Sobre as questões supracitadas, já se manifestou em Recurso Repetitivo o Superior Tribunal de Justiça. Veja-se:
(…) 15. Não há impedimento constitucional, ou mesmo legal, para que os honorários advocatícios, quando não excederem ao valor limite, possam ser executados mediante RPV, ainda que o crédito dito "principal" observe o regime dos precatórios. Esta é, sem dúvida, a melhor exegese para o art. 100, § 8º, da CF, e por tabela para os arts. 17, § 3º, da Lei 10.259/2001 e 128, § 1º, da Lei 8.213/1991, neste recurso apontados como malferidos. 16. Recurso especial não provido. Acórdão sujeito ao regime do art. 543-C do CPC e da Resolução STJ n. 8/2008. (REsp 1347736/RS, Rel.
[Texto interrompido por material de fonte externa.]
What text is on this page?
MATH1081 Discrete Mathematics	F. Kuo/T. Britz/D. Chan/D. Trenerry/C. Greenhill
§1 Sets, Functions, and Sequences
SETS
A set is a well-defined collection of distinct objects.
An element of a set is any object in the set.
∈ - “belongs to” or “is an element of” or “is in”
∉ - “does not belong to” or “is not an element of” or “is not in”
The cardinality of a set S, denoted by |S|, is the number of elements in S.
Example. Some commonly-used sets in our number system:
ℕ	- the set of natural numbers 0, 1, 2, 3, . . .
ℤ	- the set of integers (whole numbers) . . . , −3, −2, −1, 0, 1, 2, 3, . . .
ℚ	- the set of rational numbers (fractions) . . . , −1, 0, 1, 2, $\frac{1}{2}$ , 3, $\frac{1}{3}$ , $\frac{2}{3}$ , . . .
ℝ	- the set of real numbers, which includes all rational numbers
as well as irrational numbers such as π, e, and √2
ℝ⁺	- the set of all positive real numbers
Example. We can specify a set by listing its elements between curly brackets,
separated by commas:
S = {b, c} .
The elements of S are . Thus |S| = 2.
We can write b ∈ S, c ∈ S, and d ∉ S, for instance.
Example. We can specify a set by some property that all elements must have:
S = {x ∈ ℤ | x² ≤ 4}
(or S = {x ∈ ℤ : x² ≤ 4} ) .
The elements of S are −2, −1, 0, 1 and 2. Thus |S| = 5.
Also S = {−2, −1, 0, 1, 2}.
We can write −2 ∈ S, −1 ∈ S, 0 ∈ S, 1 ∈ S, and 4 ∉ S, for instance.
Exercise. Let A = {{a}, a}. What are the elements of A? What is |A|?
Ministro CASTRO MEIRA, Rel. p/ Acórdão Ministro HERMAN BENJAMIN, PRIMEIRA SEÇÃO, julgado em 09/10/2013, DJe 15/04/2014).
Ainda, por expressa determinação do art. 85 do CPC, os honorários advocatícios passam a ser devidos no cumprimento de sentença (§1º), mas com a ressalva do § 7o: “Não serão devidos honorários no cumprimento de sentença contra a Fazenda Pública que enseje expedição de precatório, desde que não tenha sido impugnada”.
Referida previsão deixa clara a vontade do legislador de permitir que a Fazenda Pública, quando quitar os valores devidos sem a oferta de impugnação, deixe de pagar honorários advocatícios por ausência de resistência, atribuindo ao ente público o direito de aguardar a provocação do exequente, deixando-lhe de impor o ônus do cumprimento espontâneo da obrigação observado na relação entre os particulares.
A isenção dos honorários neste caso tem sua razão ante a impossibilidade fática da Fazenda Pública cumprir voluntariamente sua obrigação de pagar quantia certa, já que a sistemática do precatório é incompatível com o pagamento espontâneo.
Quanto ao pagamento por RPV, ressalte-se que existem precedentes anteriores ao CPC/15 no sentido de que, nas execuções por pequeno valor, é possível ao ente público realizar o pagamento espontâneo, no que a doutrina chama de “execução invertida”. Portanto, sendo desnecessário o início do cumprimento de sentença, este não ensejará o pagamento de honorários advocatícios18.
Enfrentando essa e outras questões, expõe Leonardo Carneiro da Cunha: 19
A regra confirma o disposto no art. l°-D da Lei 9.494/1997, com a interpretação que lhe foi conferida pelo STF no julgamento do Recurso Extraordinário 420.816/PR. O disposto no art. l°-D da Lei 9.494/1997 afasta os honorários na execução que envolve a Fazenda Pública, tendo-lhe o STF conferido interpretação conforme a Constituição Federal para reduzir seu campo de incidência, de modo a excluir "os casos de pagamentos de obrigações definidos em lei como de pequeno valor, objeto do ~3° do artigo 100 da Constituição".
Assim, para a Fazenda Pública se ver livre da obrigação de pagar honorários sucumbenciais no cumprimento de sentença por RPV, basta que, antes de iniciado o procedimento pelo credor, ela no mínimo apresente os cálculos que entende corretos.
No tocante à aplicação do §7º do art. 85 do CPC/15 quando a execução contra a Fazenda Pública for por título executivo extrajudicial (art. 910), leciona Cássio Scarpinella Bueno que 20: “Parece mais acertado negar a possibilidade porque, caso contrário, o advogado não receberia nenhuma contrapartida, do ponto de vista do processo, pelo seu trabalho naqueles casos”.
Ainda, deve-se destacar que, havendo resistência por parte da Fazenda Pública com a apresentação de impugnação ao cumprimento de sentença, no caso de improcedência, deverá o ente fazendário ser condenado ao pagamento de honorários advocatícios, a serem acrescidos ao valor principal do débito (art. 85, §13º).
Referida obrigação não veda que os honorários sejam destacados do valor principal para pagamento a parte ao advogado beneficiário, seja por RPV ou por Precatório, a depender do valor.
Vale lembrar que não havendo impugnação da Fazenda Pública, mas sim determinação do juízo para que se averigue a regularidade dos cálculos quando entender necessário, por falta de previsão legal não será cabível a condenação em honorários sucumbenciais, nem a favor do ente Público se irregulares os cálculos, nem a favor do executado, no caso de estarem corretos os valores.